O anti-petismo não é um fenômeno recente. Há muitos anos, o petismo é identificado como uma ideologia, e a afiliação a ele usada para justificar atitudes e opiniões, deixando de lado os argumentos.
Não importa a validade dos meus argumentos, tudo o que eu digo se justifica pelo fato de eu ser “petista” e portanto não pode ser levado realmente a sério.

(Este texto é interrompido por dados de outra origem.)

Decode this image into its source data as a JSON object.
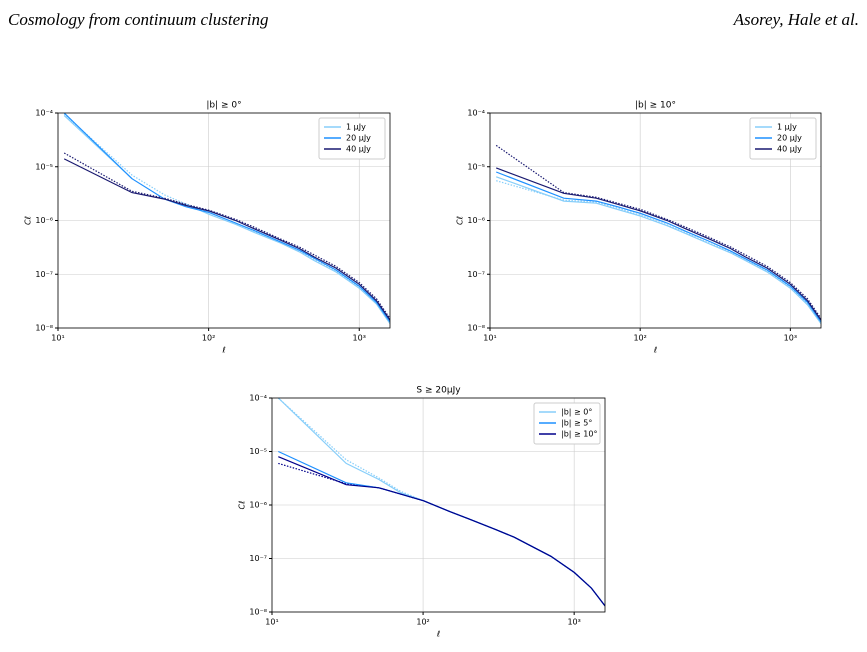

Votei em Lula nas várias vezes em que concorreu à presidência. Lembro-me até hoje de uma moça que se levantou espontaneamente no ônibus e fez um discurso emocionado pedindo voto ao Lula, na vez em que ele concorreu com Collor. Não me lembro do conteúdo exato do discurso, mas lembro-me de que era alguma coisa com esperança na mudança, justiça, igualdade, todas essas ideias que por alguma razão, por mim desconhecida, sempre me tocaram o coração e me animaram.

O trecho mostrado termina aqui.